With the arrival of the 2004 Maxima sedan this spring, Nissan continues its hot streak of introducing innovative, eye-catching new products.

But I can't help thinking it's a little too weird.

What Nissan has done in the past few years, besides getting taken over by Renault -- which turned around a company that was going broke -- is to create a series of exciting cars and trucks. The list includes the Altima, the Xterra, the Murano, the 350Z and the Infiniti G35.

What all these cars shared was a somewhat out-there look. They certainly aren't being confused with the sedans, coupes, SUVs and sports cars being sold by rivals Toyota and Honda.

But, to me, the edgy styling and the availability of splashy colors (yellow on the Xterra, a bronze-y orange on the Z and the Murano) felt like an attention-grabbing gimmick.

I realize now that I was wrong. The look (and the color palette) is, for better or worse, the new personality of Nissan.

Take the Maxima. Our test car was painted a shade that was similar to the one seen earlier on the Z and Murano. On the Maxima, Nissan calls it Radiant Ember. My kids call it "the orange car."
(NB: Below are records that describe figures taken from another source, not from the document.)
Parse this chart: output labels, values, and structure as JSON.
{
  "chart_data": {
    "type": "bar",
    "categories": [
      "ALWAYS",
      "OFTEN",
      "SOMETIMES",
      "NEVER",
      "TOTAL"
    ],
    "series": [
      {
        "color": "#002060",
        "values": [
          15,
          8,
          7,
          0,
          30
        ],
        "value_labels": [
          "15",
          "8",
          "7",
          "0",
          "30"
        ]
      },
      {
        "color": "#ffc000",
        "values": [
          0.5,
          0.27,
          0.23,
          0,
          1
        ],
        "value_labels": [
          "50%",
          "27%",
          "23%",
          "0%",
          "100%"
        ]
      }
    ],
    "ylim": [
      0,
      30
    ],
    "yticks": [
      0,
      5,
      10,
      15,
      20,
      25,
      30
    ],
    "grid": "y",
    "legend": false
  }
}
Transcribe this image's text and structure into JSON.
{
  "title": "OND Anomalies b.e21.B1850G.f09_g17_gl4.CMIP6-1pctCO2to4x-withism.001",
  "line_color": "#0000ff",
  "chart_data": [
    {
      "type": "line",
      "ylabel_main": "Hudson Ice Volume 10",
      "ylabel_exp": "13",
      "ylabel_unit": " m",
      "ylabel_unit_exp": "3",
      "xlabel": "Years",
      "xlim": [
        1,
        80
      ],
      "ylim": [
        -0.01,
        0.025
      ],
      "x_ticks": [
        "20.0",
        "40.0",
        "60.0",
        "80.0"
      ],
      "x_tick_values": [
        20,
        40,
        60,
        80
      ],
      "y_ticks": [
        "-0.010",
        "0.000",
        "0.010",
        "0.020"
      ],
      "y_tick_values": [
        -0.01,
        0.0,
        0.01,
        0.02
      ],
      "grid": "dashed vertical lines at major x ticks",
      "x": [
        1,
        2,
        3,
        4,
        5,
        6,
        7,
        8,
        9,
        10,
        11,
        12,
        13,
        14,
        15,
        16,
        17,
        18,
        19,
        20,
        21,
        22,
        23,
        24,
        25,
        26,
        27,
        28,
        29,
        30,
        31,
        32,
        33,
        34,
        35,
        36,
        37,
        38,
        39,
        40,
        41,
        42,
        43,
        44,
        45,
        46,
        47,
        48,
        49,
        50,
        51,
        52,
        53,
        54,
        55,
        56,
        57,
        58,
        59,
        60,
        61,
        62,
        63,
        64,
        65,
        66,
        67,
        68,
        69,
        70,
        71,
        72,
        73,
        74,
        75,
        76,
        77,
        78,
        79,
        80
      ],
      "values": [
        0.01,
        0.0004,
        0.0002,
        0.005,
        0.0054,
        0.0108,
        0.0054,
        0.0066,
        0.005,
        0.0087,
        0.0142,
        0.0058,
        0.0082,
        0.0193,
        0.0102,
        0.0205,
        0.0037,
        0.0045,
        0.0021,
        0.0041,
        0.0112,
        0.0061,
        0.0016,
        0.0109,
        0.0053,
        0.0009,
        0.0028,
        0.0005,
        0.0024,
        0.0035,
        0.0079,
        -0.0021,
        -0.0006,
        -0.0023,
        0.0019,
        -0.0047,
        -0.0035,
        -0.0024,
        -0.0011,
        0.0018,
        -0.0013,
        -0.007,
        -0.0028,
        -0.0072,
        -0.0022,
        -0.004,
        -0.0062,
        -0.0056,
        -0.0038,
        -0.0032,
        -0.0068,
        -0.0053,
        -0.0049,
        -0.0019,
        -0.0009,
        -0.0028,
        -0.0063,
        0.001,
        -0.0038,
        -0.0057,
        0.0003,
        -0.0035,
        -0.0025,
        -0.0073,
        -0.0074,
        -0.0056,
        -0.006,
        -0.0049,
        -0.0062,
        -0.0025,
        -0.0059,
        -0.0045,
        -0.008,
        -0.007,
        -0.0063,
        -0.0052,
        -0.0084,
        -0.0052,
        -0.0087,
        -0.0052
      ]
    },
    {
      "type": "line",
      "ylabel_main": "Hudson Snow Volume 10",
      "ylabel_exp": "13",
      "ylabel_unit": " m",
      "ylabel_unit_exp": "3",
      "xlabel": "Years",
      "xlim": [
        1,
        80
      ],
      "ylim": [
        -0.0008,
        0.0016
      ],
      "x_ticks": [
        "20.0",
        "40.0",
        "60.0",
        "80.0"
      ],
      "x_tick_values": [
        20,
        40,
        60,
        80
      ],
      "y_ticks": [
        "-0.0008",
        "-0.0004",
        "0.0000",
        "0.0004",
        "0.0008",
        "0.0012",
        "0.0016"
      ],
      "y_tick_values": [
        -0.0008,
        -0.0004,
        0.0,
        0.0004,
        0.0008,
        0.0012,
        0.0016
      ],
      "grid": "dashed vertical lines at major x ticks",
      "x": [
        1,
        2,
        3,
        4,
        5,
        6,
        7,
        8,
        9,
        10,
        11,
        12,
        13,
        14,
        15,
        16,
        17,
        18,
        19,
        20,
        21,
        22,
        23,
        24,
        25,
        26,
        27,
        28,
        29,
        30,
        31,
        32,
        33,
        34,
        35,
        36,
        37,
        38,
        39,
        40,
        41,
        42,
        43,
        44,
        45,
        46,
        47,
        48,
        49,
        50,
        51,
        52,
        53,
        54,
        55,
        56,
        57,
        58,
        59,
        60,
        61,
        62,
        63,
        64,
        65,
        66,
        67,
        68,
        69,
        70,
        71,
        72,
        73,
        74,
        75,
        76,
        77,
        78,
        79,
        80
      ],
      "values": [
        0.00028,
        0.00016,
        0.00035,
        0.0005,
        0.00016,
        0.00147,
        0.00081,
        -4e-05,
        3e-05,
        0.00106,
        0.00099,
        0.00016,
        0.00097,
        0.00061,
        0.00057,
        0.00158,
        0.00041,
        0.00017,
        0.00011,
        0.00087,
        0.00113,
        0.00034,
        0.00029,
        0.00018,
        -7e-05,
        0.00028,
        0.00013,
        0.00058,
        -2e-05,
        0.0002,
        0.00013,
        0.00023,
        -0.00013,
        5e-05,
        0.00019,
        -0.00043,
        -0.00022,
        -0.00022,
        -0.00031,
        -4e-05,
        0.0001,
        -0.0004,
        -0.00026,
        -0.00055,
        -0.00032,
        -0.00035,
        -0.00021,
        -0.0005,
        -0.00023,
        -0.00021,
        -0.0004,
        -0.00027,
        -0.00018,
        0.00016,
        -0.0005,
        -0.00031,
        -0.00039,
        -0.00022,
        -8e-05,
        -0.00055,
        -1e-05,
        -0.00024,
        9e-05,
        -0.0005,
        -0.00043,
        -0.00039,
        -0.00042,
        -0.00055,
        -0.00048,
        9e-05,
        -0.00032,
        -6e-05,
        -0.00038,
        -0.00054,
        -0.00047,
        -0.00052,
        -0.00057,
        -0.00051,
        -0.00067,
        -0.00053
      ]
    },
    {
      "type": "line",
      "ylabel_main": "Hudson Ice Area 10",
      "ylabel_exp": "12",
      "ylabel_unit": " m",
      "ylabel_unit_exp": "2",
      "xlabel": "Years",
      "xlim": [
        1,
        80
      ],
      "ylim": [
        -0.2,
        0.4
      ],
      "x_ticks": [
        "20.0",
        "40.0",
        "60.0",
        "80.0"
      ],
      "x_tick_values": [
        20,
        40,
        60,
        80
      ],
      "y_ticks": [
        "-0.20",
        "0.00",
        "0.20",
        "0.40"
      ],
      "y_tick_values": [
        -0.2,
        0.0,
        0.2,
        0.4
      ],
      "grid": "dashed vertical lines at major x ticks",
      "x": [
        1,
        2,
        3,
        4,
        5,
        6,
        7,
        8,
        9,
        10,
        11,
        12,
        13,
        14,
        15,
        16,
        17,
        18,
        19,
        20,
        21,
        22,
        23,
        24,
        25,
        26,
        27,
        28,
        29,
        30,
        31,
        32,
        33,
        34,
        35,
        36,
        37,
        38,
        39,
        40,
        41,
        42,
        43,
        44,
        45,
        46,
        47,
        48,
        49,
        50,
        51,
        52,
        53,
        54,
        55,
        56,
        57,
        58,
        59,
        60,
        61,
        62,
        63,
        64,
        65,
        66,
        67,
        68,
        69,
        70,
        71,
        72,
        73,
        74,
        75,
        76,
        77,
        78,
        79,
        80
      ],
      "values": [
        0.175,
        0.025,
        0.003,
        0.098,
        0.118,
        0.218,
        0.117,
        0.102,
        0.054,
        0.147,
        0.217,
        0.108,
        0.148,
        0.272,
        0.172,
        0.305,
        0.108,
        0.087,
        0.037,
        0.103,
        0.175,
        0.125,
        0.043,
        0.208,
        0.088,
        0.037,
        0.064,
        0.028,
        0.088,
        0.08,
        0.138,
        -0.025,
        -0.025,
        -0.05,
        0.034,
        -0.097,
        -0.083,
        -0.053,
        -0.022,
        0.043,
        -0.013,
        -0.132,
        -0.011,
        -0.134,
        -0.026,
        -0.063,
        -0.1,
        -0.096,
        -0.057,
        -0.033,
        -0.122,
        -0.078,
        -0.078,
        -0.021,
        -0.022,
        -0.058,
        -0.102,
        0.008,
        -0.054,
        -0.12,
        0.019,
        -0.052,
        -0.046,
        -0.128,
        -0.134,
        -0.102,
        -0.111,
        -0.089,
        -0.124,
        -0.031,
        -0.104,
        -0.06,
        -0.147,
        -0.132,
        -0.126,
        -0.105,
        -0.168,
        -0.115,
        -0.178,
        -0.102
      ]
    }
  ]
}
And the styling, which I think I'm starting to like, is pretty radical. It's all round, even arch-shaped, like a VW sedan, but much more muscular. The grille is bold and toothy with a unique pattern of shiny bits. The wheel wells are huge -- to accommodate the 18-inch tires on our test car. The sides are smooth, and the rear is well-done and includes a subtle spoiler.

The oddest treatment, however, is what Nissan calls its Skyview roof. Seen from above, it looks like a Band-Aid across the top of the car. What it is is a kind of sunroof, except it doesn't open up to let the wind in, which is totally bizarre. Instead, both front- and back-seat passengers have sliding panels that roll away to reveal the sunshine -- or rain. (A regular sunroof is available.)

The contemporary look continues inside the cabin, which is done in black (with a variety of materials and textures) with a goodly amount of metallic trim.

The leather-covered seats on our 3.5 SE model were firm and comfortable. The Maxima's new platform allowed engineers to create a bigger car with a longer wheelbase, more interior volume and a bigger trunk (now 15.5 cubic feet).

Our test car also came with the Elite Package, an option group that turned the normal three-person back seat into a highfalutin sitting area for two. A large center console complete with a deep storage bin, a 12-volt power point and two cup holders ran between the two back seats. The package also included automatic up-and-down windows and a power rear sunshade for the back window, the kind of thing you'd find on a Mercedes-Benz sedan.

In all, $6,400 worth of options were added to our test model, turning a $27,000 car into one that cost nearly $34,000.

The engine in the new Maxi ma will be instantly familiar to anyone who has driven a Nissan (or followed the Nissan comeback story) in recent years. It's the 3.5-liter V-6 that's found on numerous other models. Here, it produces 265 horsepower. That makes the Maxima a very fast car. I'd often look down while driving on the highway and be surprised that I was going 80 mph.

The only less-than-satisfying moment with the Maxima came from a troublesome transmission. Our car came equipped with the five-speed automatic with manual shifting. Both a four-speed automatic and a six-speed manual are also offered. Fine most of the time, the transmission felt a bit muddy at low speeds as it shifted into third gear. When I did the shifting myself, the moves from gear to gear were more satisfying. (It also didn't help that the plate covering the automatic transmission was a bit loose, too, although that didn't affect the shifting but it made the Maxima seem less than perfect, quality-wise.)

Two versions of the new Maxima are offered. The 3.5 SE is the sportier version with its metallic trim, 18-inch V-rated tires, tighter suspension and optional six-speed manual. The 3.5 SL is the luxury treatment with its standard wood trim, 17-inch tires and softer suspension.

When the Altima became Nissan's mainstream sedan two years ago, the plan was to turn the Maxima into more of a performance/premium model. Now that the new version of Nissan's front-wheel-drive flagship sedan has arrived -- it's built in the United States for the first time, at Nissan's Tennessee plant -- it's easy to see the wisdom of that strategy. Nissan admits that it'll sell fewer Maximas than in the past, but that's OK with them, because now the Maxima and the Murano SUV serve as perfect bridges between mainstream Nissan and upscale Infiniti.